Land of song
Below you can find the origins of why Wales is traditionally called the land of song and for an overview of why Wales is keeping that reputation alive, please see our other music pages.
Wales gained the reputation as the ‘land of song’ in the 19th century, with Nonconformist choral singing and Eisteddfodau.
The 18th century saw the rise of Methodist movement and singing hymns was an important part of the experience.
Many hymns or their tunes written in Wales will be familiar world wide today.
William Williams wrote 'Guide me, O Thou great Redeemer' to the tune of Cwm Rhondda. His words have been translated into 75 languages.
Joseph Parry, born 1841 in Merthyr Tydfil is best known for his hymns Myfanwy and Aberystwyth, which are still sung today. Nkosi Sikelel’ iAfrika is famous as an anthem of African unity and uses the tune of Aberystwyth.
Congregational singing gained momentum with the rise of the temperance movement in the early part of the 19th century. Annual festivals for singing were established.
Although there has been a decline in the number of people attending chapel, hymn singing remains popular in Wales.
Hymns are popular at rugby matches. Often called ‘Bread of Heaven’, Guide me o though great Redeemer is known as the Welsh rugby hymn and Max Boyce captured the spirit in his ‘Hymns and Arias’ these days sung at many Welsh sporting occasions.
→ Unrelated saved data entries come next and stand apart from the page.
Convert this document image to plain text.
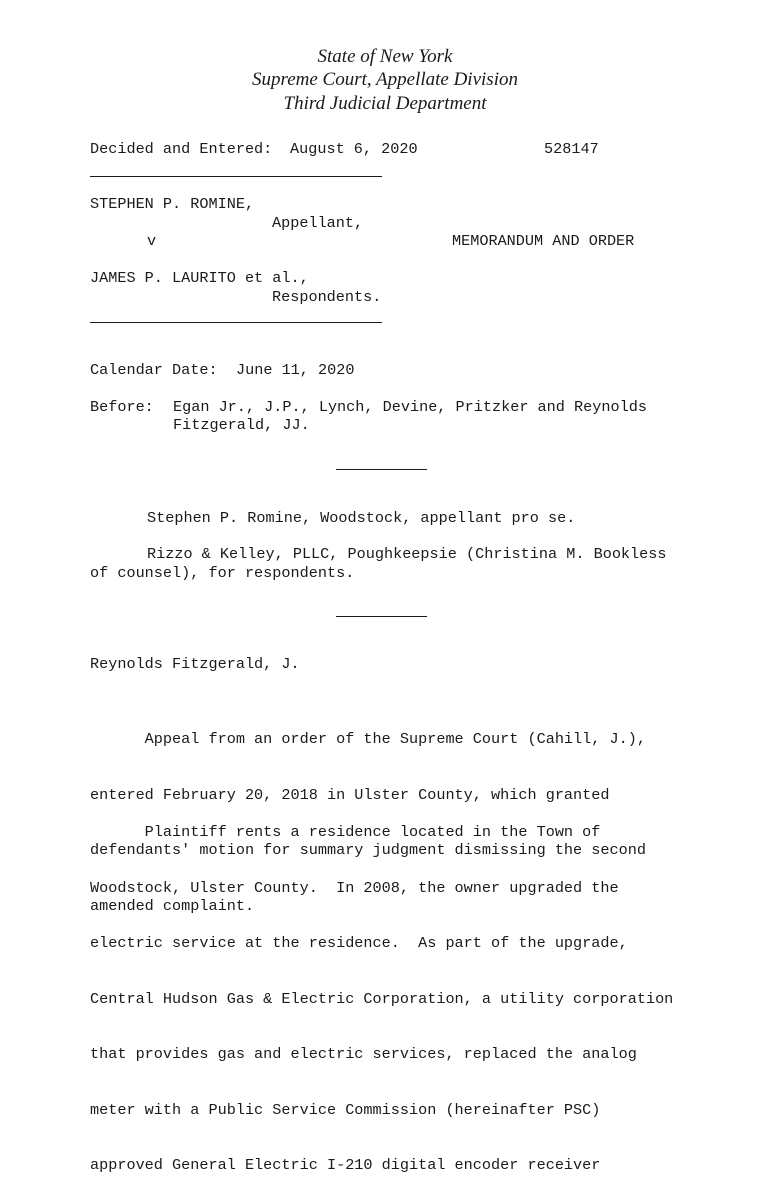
State of New York
Supreme Court, Appellate Division
Third Judicial Department
Decided and Entered: August 6, 2020	528147
STEPHEN P. ROMINE,
Appellant,
v	MEMORANDUM AND ORDER
JAMES P. LAURITO et al.,
Respondents.
Calendar Date: June 11, 2020
Before: Egan Jr., J.P., Lynch, Devine, Pritzker and Reynolds
Fitzgerald, JJ.
Stephen P. Romine, Woodstock, appellant pro se.
Rizzo & Kelley, PLLC, Poughkeepsie (Christina M. Bookless
of counsel), for respondents.
Reynolds Fitzgerald, J.

Appeal from an order of the Supreme Court (Cahill, J.),

entered February 20, 2018 in Ulster County, which granted

defendants' motion for summary judgment dismissing the second

amended complaint.

Plaintiff rents a residence located in the Town of

Woodstock, Ulster County.  In 2008, the owner upgraded the

electric service at the residence.  As part of the upgrade,

Central Hudson Gas & Electric Corporation, a utility corporation

that provides gas and electric services, replaced the analog

meter with a Public Service Commission (hereinafter PSC)

approved General Electric I-210 digital encoder receiver
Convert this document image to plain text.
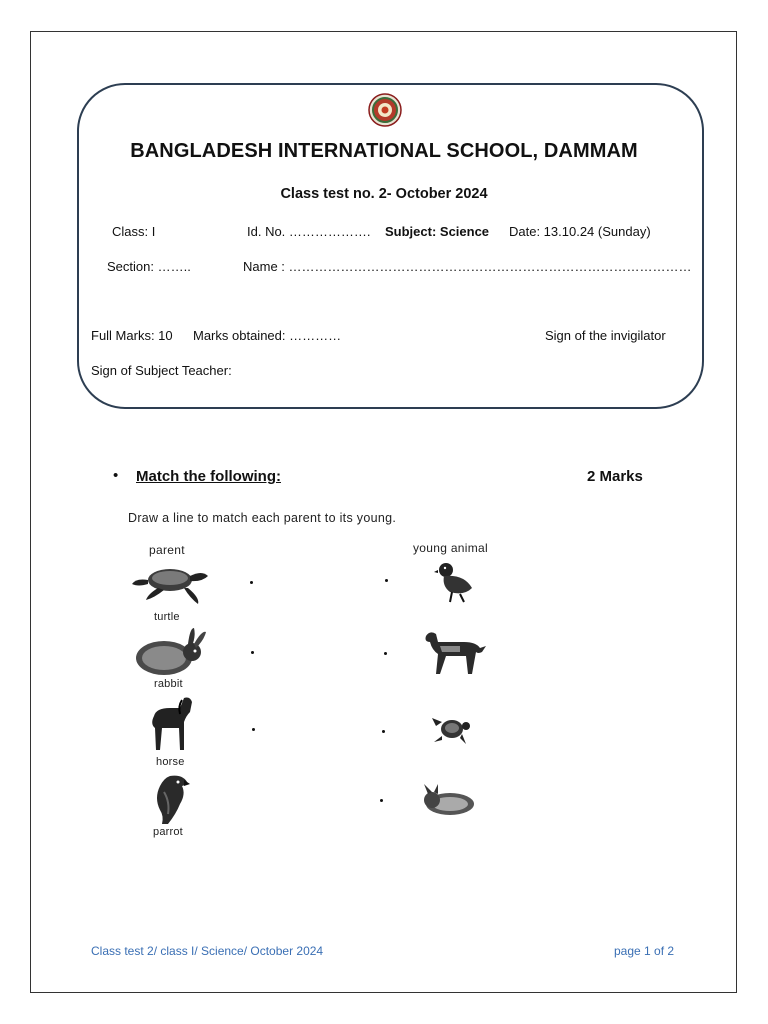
BANGLADESH INTERNATIONAL SCHOOL, DAMMAM
Class test no. 2- October 2024
Class: I	Id. No. ………………. Subject: Science Date: 13.10.24 (Sunday)
Section: ……..	Name : …………………………………………………………………………………
Full Marks: 10 Marks obtained: …………	Sign of the invigilator
Sign of Subject Teacher:
• Match the following:	2 Marks
Draw a line to match each parent to its young.
parent	young animal
turtle
rabbit
horse
parrot
Class test 2/ class I/ Science/ October 2024	page 1 of 2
A Gymanfa Ganu is a singing festival involving the singing of sacred hymns. It involves a congregation singing in a four part harmony in Welsh and conducted by a choral director or choir master.
The annual Cymanfa Ganu is a key event at the National Eisteddfod of Wales. Wherever in the world, Welsh people congregate, there is a good chance of a Gymanfa Ganu taking place. It is particularly popular in North America.
When people speak of Wales, they commonly think of male voice choirs. Many male choirs had their roots in the competitive choral singing and heavy industry of the 19th century. Often a group of miners working together would form a choir to enter a competition or eisteddfod and disband shortly after. Other choirs thrived and survived, such as the Treorchy and Morriston Orpheus choirs, now famous throughout the world.
More recently there has been a resurgence for Welsh male choral singing. Tim Rhys-Evans, (the former musical director of the Welsh National Youth Opera and a classically trained singer) formed the award winning popular Only Men Aloud! Only Boys Aloud! and only Kids Aloud! followed, ensuring that choirs have a future among the younger generation.
Although male choirs seem to be particularly associated with Wales, female and mixed choirs are equally popular and these days singing in a choir is increasingly recognised for its health and wellbeing benefits.
Cerdd dant or penillion singing is a traditional style of singing in which poetry is sung to one tune against the accompaniment of (usually) a harp to a different tune. It has evolved over time until the middle of the 20th century cerdd dant was sung by individuals and was very much an improvised performance, mostly sung by men. Today you may hear duets, trios, parties or choirs singing Cerdd Dant and the majority of singers are female.
Cerdd Dant is a very popular eisteddfod competition.
Another Welsh singing tradition is Plygain, where men would sing carols in Welsh from 3-6am on Christmas Day in rural churches. This tradition dates back to the 18th century. It has largely died out, but still continues in Montgomeryshire and can be seen at St Fagans Museum.
Competitive singing is very popular in Wales, another example of this can be seen in the Mari Lwyd (the Grey Mare). This is a form of pre-Christian house-visiting wassail, said to bring good luck.
The Mari Lwyd and its party would go door-to-door, singing and challenging the families inside to a battle of rhyming insults in Welsh. At the end of the battle of wits (known as pwnco) the group would be invited into the house for refreshments.